American electronica project Owl City covered the song and released it on June 23, 2017 via Atlantic Records.

===Background and composition===
In an interview with Billboard magazine, Adam Young revealed that the Dear Evan Hansen team approached him as they wanted to re-imagine a pop version of the track.

"It was them calling me saying 'We're big fans of your work' — which I still can't believe — 'we're trying to kind of re-imagine 'Waving Through a Window' in more of a pop genre versus the theatrical version.' And they said they looked at each other and thought, 'Let's get the Owl City guy'."

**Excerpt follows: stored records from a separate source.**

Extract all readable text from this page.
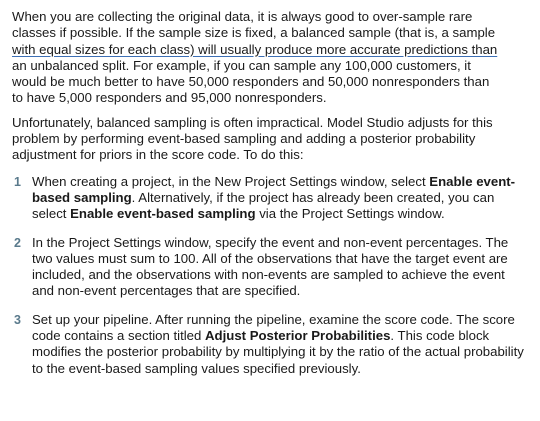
When you are collecting the original data, it is always good to over-sample rare
classes if possible. If the sample size is fixed, a balanced sample (that is, a sample
with equal sizes for each class) will usually produce more accurate predictions than
an unbalanced split. For example, if you can sample any 100,000 customers, it
would be much better to have 50,000 responders and 50,000 nonresponders than
to have 5,000 responders and 95,000 nonresponders.

Unfortunately, balanced sampling is often impractical. Model Studio adjusts for this
problem by performing event-based sampling and adding a posterior probability
adjustment for priors in the score code. To do this:

1 When creating a project, in the New Project Settings window, select Enable event-based sampling. Alternatively, if the project has already been created, you can select Enable event-based sampling via the Project Settings window.
2 In the Project Settings window, specify the event and non-event percentages. The two values must sum to 100. All of the observations that have the target event are included, and the observations with non-events are sampled to achieve the event and non-event percentages that are specified.
3 Set up your pipeline. After running the pipeline, examine the score code. The score code contains a section titled Adjust Posterior Probabilities. This code block modifies the posterior probability by multiplying it by the ratio of the actual probability to the event-based sampling values specified previously.
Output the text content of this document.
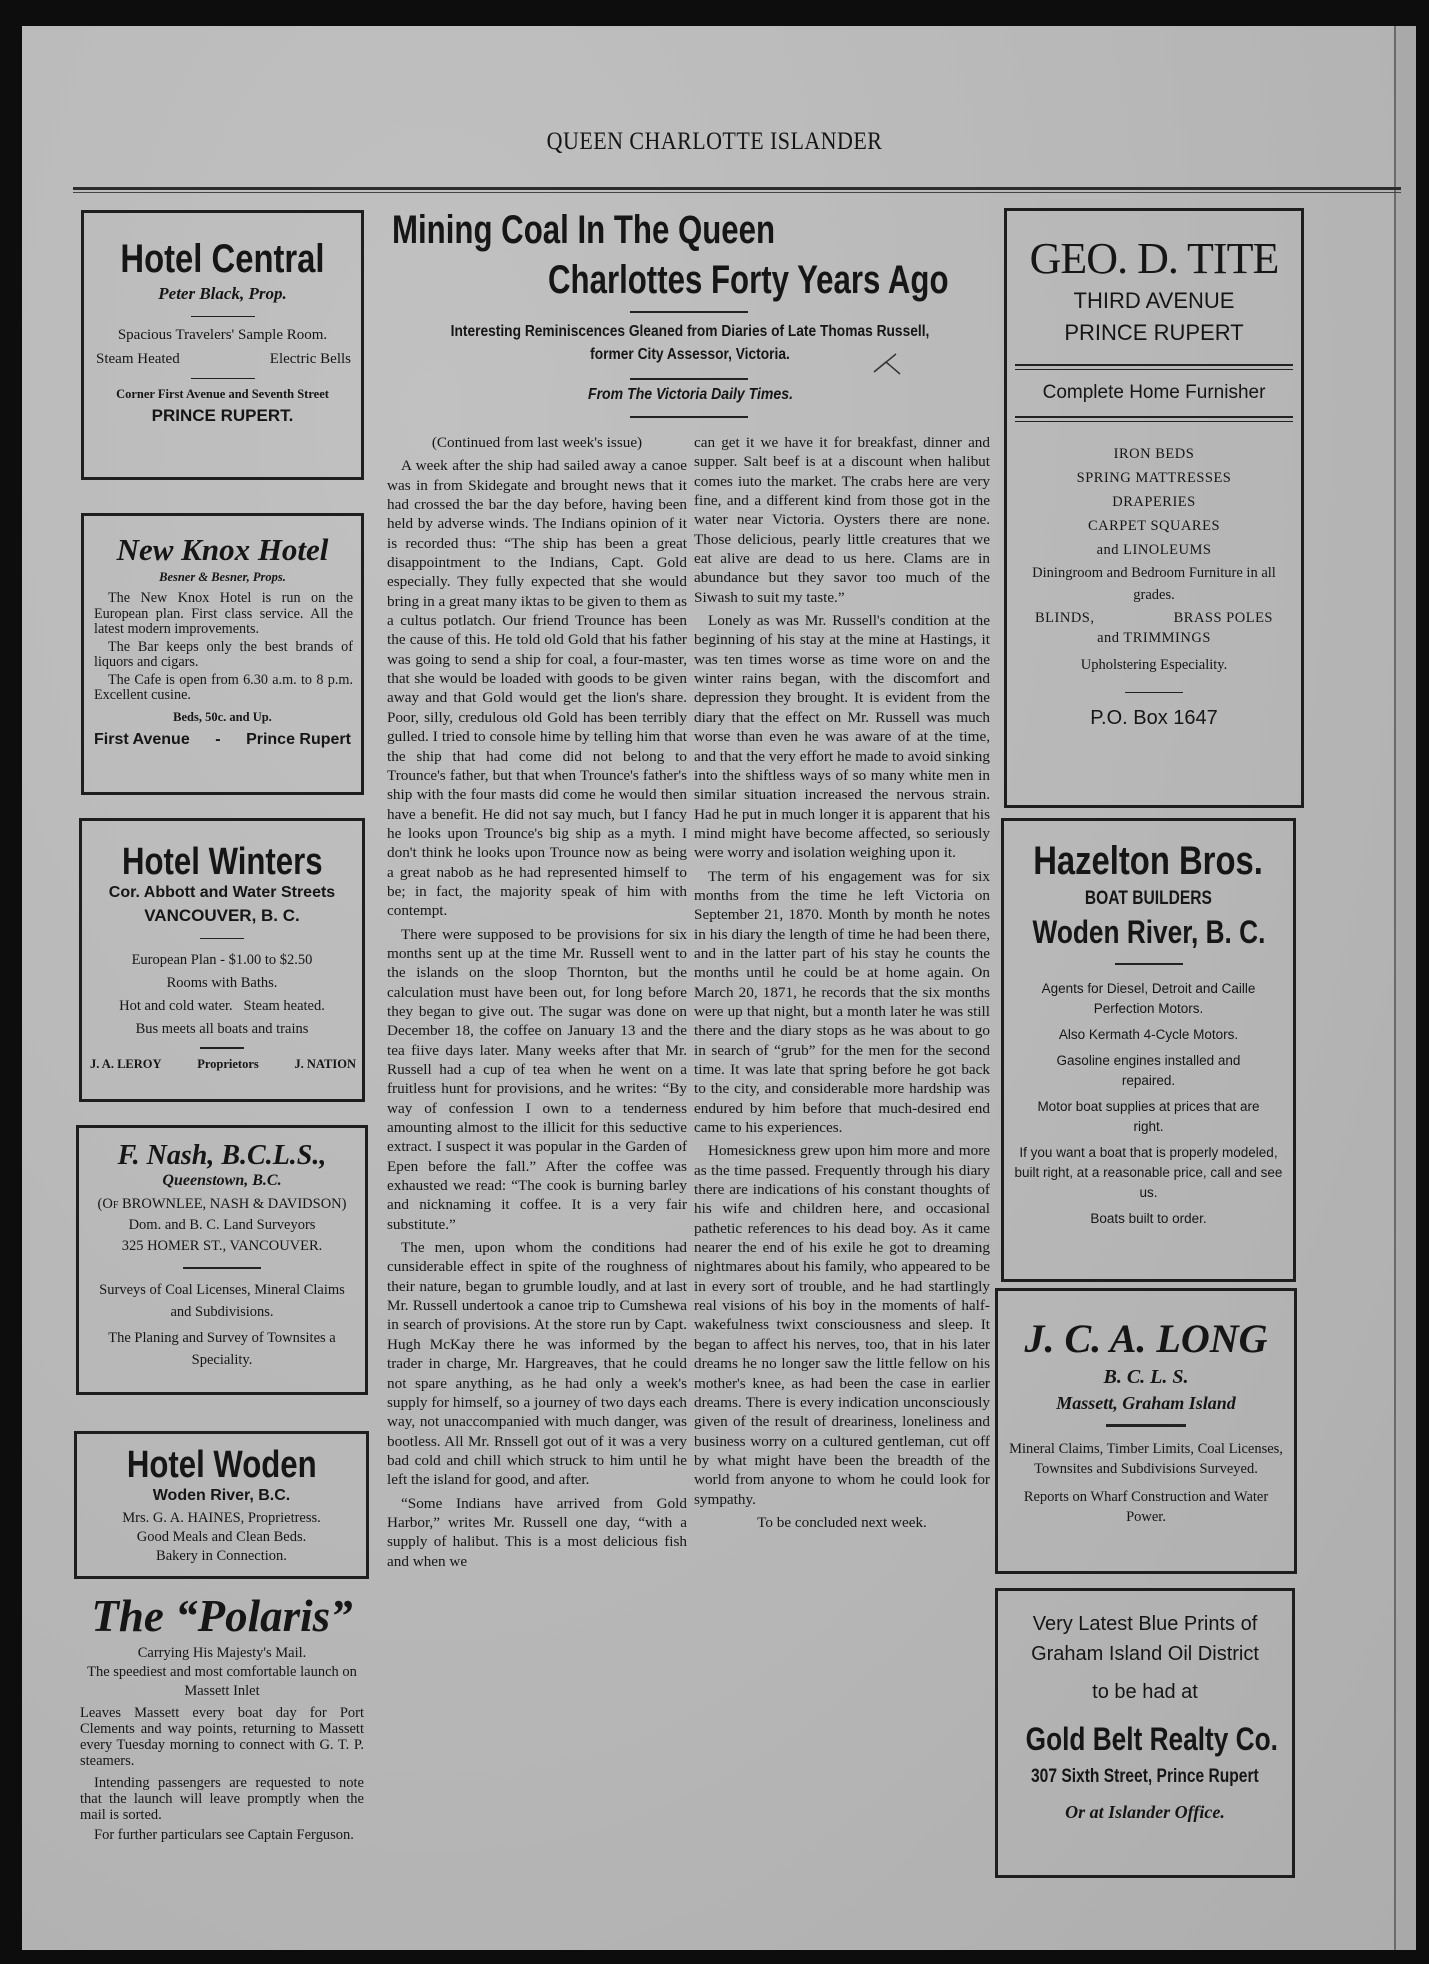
QUEEN CHARLOTTE ISLANDER
Hotel Central
Peter Black, Prop.
Spacious Travelers' Sample Room.
Steam Heated	Electric Bells
Corner First Avenue and Seventh Street
PRINCE RUPERT.
New Knox Hotel
Besner & Besner, Props.

The New Knox Hotel is run on the European plan. First class service. All the latest modern improvements.

The Bar keeps only the best brands of liquors and cigars.

The Cafe is open from 6.30 a.m. to 8 p.m. Excellent cusine.

Beds, 50c. and Up.
First Avenue - Prince Rupert
Hotel Winters
Cor. Abbott and Water Streets
VANCOUVER, B. C.
European Plan - $1.00 to $2.50
Rooms with Baths.
Hot and cold water.   Steam heated.
Bus meets all boats and trains
J. A. LEROY	Proprietors	J. NATION
F. Nash, B.C.L.S.,
Queenstown, B.C.
(Of BROWNLEE, NASH & DAVIDSON)
Dom. and B. C. Land Surveyors
325 HOMER ST., VANCOUVER.
Surveys of Coal Licenses, Mineral Claims and Subdivisions.
The Planing and Survey of Townsites a Speciality.
Hotel Woden
Woden River, B.C.
Mrs. G. A. HAINES, Proprietress.
Good Meals and Clean Beds.
Bakery in Connection.
The “Polaris”
Carrying His Majesty's Mail.
The speediest and most comfortable launch on Massett Inlet

Leaves Massett every boat day for Port Clements and way points, returning to Massett every Tuesday morning to connect with G. T. P. steamers.

Intending passengers are requested to note that the launch will leave promptly when the mail is sorted.

For further particulars see Captain Ferguson.

Mining Coal In The Queen
Charlottes Forty Years Ago
Interesting Reminiscences Gleaned from Diaries of Late Thomas Russell,
former City Assessor, Victoria.
From The Victoria Daily Times.

(Continued from last week's issue)

A week after the ship had sailed away a canoe was in from Skidegate and brought news that it had crossed the bar the day before, having been held by adverse winds. The Indians opinion of it is recorded thus: “The ship has been a great disappointment to the Indians, Capt. Gold especially. They fully expected that she would bring in a great many iktas to be given to them as a cultus potlatch. Our friend Trounce has been the cause of this. He told old Gold that his father was going to send a ship for coal, a four-master, that she would be loaded with goods to be given away and that Gold would get the lion's share. Poor, silly, credulous old Gold has been terribly gulled. I tried to console hime by telling him that the ship that had come did not belong to Trounce's father, but that when Trounce's father's ship with the four masts did come he would then have a benefit. He did not say much, but I fancy he looks upon Trounce's big ship as a myth. I don't think he looks upon Trounce now as being a great nabob as he had represented himself to be; in fact, the majority speak of him with contempt.

There were supposed to be provisions for six months sent up at the time Mr. Russell went to the islands on the sloop Thornton, but the calculation must have been out, for long before they began to give out. The sugar was done on December 18, the coffee on January 13 and the tea fiive days later. Many weeks after that Mr. Russell had a cup of tea when he went on a fruitless hunt for provisions, and he writes: “By way of confession I own to a tenderness amounting almost to the illicit for this seductive extract. I suspect it was popular in the Garden of Epen before the fall.” After the coffee was exhausted we read: “The cook is burning barley and nicknaming it coffee. It is a very fair substitute.”

The men, upon whom the conditions had cunsiderable effect in spite of the roughness of their nature, began to grumble loudly, and at last Mr. Russell undertook a canoe trip to Cumshewa in search of provisions. At the store run by Capt. Hugh McKay there he was informed by the trader in charge, Mr. Hargreaves, that he could not spare anything, as he had only a week's supply for himself, so a journey of two days each way, not unaccompanied with much danger, was bootless. All Mr. Rnssell got out of it was a very bad cold and chill which struck to him until he left the island for good, and after.

“Some Indians have arrived from Gold Harbor,” writes Mr. Russell one day, “with a supply of halibut. This is a most delicious fish and when we

can get it we have it for breakfast, dinner and supper. Salt beef is at a discount when halibut comes iuto the market. The crabs here are very fine, and a different kind from those got in the water near Victoria. Oysters there are none. Those delicious, pearly little creatures that we eat alive are dead to us here. Clams are in abundance but they savor too much of the Siwash to suit my taste.”

Lonely as was Mr. Russell's condition at the beginning of his stay at the mine at Hastings, it was ten times worse as time wore on and the winter rains began, with the discomfort and depression they brought. It is evident from the diary that the effect on Mr. Russell was much worse than even he was aware of at the time, and that the very effort he made to avoid sinking into the shiftless ways of so many white men in similar situation increased the nervous strain. Had he put in much longer it is apparent that his mind might have become affected, so seriously were worry and isolation weighing upon it.

The term of his engagement was for six months from the time he left Victoria on September 21, 1870. Month by month he notes in his diary the length of time he had been there, and in the latter part of his stay he counts the months until he could be at home again. On March 20, 1871, he records that the six months were up that night, but a month later he was still there and the diary stops as he was about to go in search of “grub” for the men for the second time. It was late that spring before he got back to the city, and considerable more hardship was endured by him before that much-desired end came to his experiences.

Homesickness grew upon him more and more as the time passed. Frequently through his diary there are indications of his constant thoughts of his wife and children here, and occasional pathetic references to his dead boy. As it came nearer the end of his exile he got to dreaming nightmares about his family, who appeared to be in every sort of trouble, and he had startlingly real visions of his boy in the moments of half-wakefulness twixt consciousness and sleep. It began to affect his nerves, too, that in his later dreams he no longer saw the little fellow on his mother's knee, as had been the case in earlier dreams. There is every indication unconsciously given of the result of dreariness, loneliness and business worry on a cultured gentleman, cut off by what might have been the breadth of the world from anyone to whom he could look for sympathy.

To be concluded next week.

GEO. D. TITE
THIRD AVENUE
PRINCE RUPERT
Complete Home Furnisher
IRON BEDS
SPRING MATTRESSES
DRAPERIES
CARPET SQUARES
and LINOLEUMS
Diningroom and Bedroom Furniture in all grades.
BLINDS,	BRASS POLES
and TRIMMINGS
Upholstering Especiality.
P.O. Box 1647
Hazelton Bros.
BOAT BUILDERS
Woden River, B. C.
Agents for Diesel, Detroit and Caille Perfection Motors.
Also Kermath 4-Cycle Motors.
Gasoline engines installed and repaired.
Motor boat supplies at prices that are right.
If you want a boat that is properly modeled, built right, at a reasonable price, call and see us.
Boats built to order.
J. C. A. LONG
B. C. L. S.
Massett, Graham Island
Mineral Claims, Timber Limits, Coal Licenses, Townsites and Subdivisions Surveyed.
Reports on Wharf Construction and Water Power.
Very Latest Blue Prints of
Graham Island Oil District
to be had at
Gold Belt Realty Co.
307 Sixth Street, Prince Rupert
Or at Islander Office.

He also revealed that he had not been familiar with the project before listening to the song and covering it. After listening to the song, Young stated that the lyrics "resonated" with him and noted that the experience covering the track was "surreal". The track runs at 124 BPM and is in the key of A major. Young's range in the song spans from the notes A2 – B4.

===Critical reception===
Marc Snetiker of Entertainment Weekly stated, "In Owl City's version, the song is notably lighter and more upbeat, but don't mistake it for a lack of emotion."

===Personnel===
Credits for "Waving Through a Window" adapted from AllMusic.

Owl City
- Adam Young – vocals, programming, producer, recording

Production
- Ted Jensen – mastering
- Robert Orton – mixing
- Benj Pasek – composer, lyricist
- Justin Paul – composer, lyricist

==Notable cover versions==
- In 2017, a cover of the song by Thomas Sanders, Dodie Clark, and Ben J. Pierce was released on YouTube.
- In 2017, string quartet Well-Strung released a cover of the song as a music video.
- At the songwriters' request, the song was covered by American singer Katy Perry in 2018 to promote the musical's touring production and subsequently included on the deluxe edition of the cast recording.
- In 2019, Ramin Karimloo covered the song for his album From Now On.
- In 2019, Pentatonix released a cover of the song as a single with an accompanying music video.
- In 2019, Darren Criss performed the song at the 5th Annual Elsie Fest.
- In 2020, Lindsay Pearce of Wicked performed the song as part of BroadwayWorld's Living Room Concerts series.
- In 2020, The Gay Men's Chorus of Washington, DC released a virtual performance cover of the song on YouTube.
- In 2021, Stephanie J. Block, Deborah Cox and Lea Salonga performed the song as part of that year's virtual edition of Broadway Backwards.
- In 2021, Tori Kelly recorded a cover of the song, produced by Justin Goldner, for the soundtrack album of the 2021 film adaptation.